How much is a lot to have in savings? ›

For savings, aim to keep three to six months' worth of expenses in a high-yield savings account, but note that any amount can be beneficial in a financial emergency. For checking, an ideal amount is generally one to two months' worth of living expenses plus a 30% buffer.

What is the difference between looking rich and being rich? ›

People who are rich (or want to be rich) buy things that increase in value or provide positive cash flow. People who are trying look rich get their worth from the approval of others.
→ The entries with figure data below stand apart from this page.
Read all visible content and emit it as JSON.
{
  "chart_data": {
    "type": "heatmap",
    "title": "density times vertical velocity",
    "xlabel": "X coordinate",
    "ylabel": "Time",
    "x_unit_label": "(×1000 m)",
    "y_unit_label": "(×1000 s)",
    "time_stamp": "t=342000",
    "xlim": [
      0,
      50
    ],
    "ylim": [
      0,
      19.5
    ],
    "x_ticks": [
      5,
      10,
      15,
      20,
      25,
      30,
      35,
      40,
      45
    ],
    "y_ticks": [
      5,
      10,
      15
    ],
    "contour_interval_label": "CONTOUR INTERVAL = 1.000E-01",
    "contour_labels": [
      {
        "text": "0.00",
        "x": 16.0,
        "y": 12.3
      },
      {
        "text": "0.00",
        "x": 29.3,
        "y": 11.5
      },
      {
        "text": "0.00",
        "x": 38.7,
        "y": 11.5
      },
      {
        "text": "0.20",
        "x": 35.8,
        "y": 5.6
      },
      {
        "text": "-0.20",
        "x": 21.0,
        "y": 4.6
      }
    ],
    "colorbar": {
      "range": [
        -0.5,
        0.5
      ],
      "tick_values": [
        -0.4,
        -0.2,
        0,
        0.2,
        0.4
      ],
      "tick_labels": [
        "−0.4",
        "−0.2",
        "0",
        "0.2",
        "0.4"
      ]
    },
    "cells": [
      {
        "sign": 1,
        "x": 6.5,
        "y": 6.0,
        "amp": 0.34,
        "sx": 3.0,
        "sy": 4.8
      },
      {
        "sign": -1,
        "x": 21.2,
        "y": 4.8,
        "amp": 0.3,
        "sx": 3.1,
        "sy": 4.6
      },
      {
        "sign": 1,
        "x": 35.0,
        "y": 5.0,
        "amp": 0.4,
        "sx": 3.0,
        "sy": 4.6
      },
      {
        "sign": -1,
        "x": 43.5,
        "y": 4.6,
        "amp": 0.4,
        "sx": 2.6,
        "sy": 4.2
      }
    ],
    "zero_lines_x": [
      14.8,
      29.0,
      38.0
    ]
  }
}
Financially healthy people have a strong sense of self-worth that's not dependent upon the whims of other people.

Why is being wealthy important? ›

Financial freedom means we can 'retire' from an over-active working life and instead, decide how best to spend our time on what matters most to us. Financial independence means that we are in control of our finances and not the other way around. Wealth is Knowledge and Knowledge is Power.

Are you happier if you're rich? ›

The Killingsworth Study

They were also surveyed about their income and satisfaction with their lives. Using this data, which constituted over 1.7 million experience samples, Professor Killingsworth found that larger incomes “were robustly associated” with both greater happiness and greater life satisfaction.